Hanwha Aerospace Signs UAE Teaming Deal for K9 Howitzer Local Production
South Korea's Hanwha Aerospace (012450.KS) inked a teaming agreement with the UAE's Generation 5 Holding at the Eurosatory 2026 defence exhibition in Paris on June 22, targeting in-country production of the K9 155mm self-propelled howitzer in the United Arab Emirates.
The memorandum of understanding covers local manufacturing, maintenance, repair, and technology partnership for the K9 Thunder platform—a 155mm/52-calibre system capable of engaging targets beyond 40 kilometres that is already deployed in 10 countries across four continents: South Korea, India, Australia, Turkey, Poland, Finland, Norway, Estonia, Romania, and Egypt.
Why It Matters for Korean Markets
Hanwha Aerospace shares have outperformed the broader KOSPI in 2026, buoyed by a surge in global demand for 155mm artillery systems following lessons from the Ukraine conflict. A manufacturing foothold in the UAE—one of the Middle East's fastest-growing defence markets—adds a new recurring-revenue stream through maintenance and lifecycle support while creating a regional production hub that could serve downstream customers across the MENA region.
Partnership Details
Generation 5 Holding, an Emirati defence and technology group and parent company of Calidus—which develops aircraft and armoured vehicles indigenously—brings UAE industrial credentials and established ties to the country's defence ambitions.
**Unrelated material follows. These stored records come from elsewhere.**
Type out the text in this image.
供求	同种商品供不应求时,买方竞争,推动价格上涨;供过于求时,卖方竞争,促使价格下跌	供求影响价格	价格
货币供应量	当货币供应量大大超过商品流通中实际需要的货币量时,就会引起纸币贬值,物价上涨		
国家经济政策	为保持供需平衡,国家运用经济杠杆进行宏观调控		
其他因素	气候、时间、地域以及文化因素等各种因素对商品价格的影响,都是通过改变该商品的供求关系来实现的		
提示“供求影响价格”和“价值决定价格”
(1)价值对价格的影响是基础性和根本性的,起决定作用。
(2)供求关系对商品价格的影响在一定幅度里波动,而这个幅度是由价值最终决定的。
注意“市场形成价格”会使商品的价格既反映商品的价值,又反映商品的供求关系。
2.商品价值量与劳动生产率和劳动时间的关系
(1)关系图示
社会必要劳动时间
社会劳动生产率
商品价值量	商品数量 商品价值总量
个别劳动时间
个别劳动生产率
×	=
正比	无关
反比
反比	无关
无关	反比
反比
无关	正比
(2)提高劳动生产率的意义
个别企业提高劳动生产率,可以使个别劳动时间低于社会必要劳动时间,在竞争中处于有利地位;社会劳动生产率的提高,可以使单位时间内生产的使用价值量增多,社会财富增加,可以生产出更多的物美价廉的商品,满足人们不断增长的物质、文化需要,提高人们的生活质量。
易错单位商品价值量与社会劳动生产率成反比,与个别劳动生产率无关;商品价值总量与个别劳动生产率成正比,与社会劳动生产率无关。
"The Middle East is a priority market for Hanwha Aerospace," said Il Sung, head of MENA operations at Hanwha Aerospace.
Generation 5 Managing Director Khalifa Murad Alblooshi said the company was "well positioned to develop, manufacture, and deliver high-performance howitzer systems."
No contract value was disclosed. The teaming agreement is a precursor to formal bid submissions and remains contingent on UAE defence procurement decisions.
Strategic Context: Post-Ukraine Artillery Demand
The K9 Thunder's battlefield credentials—validated across polar, desert, and continental terrains—have pushed it to the top of allied procurement shortlists. Egypt's 2022 contract, valued at USD 1.7 billion, set a regional benchmark and proved Hanwha's ability to close major MENA deals. The UAE partnership extends that playbook toward local-content requirements that Gulf states increasingly mandate for large defence purchases.
Hanwha Aerospace established its MENA regional headquarters in Riyadh, Saudi Arabia in 2025, signalling a sustained commitment to on-the-ground business development rather than export-only transactions. The UAE addition complements that structure by providing a manufacturing anchor further along the Gulf coastline.
Hanwha Aerospace's broader portfolio—spanning land systems, naval vessels through Hanwha Ocean, and defence electronics through Hanwha Systems—positions the group to offer bundled solutions as Gulf states pursue integrated-force modernisation rather than single-platform purchases.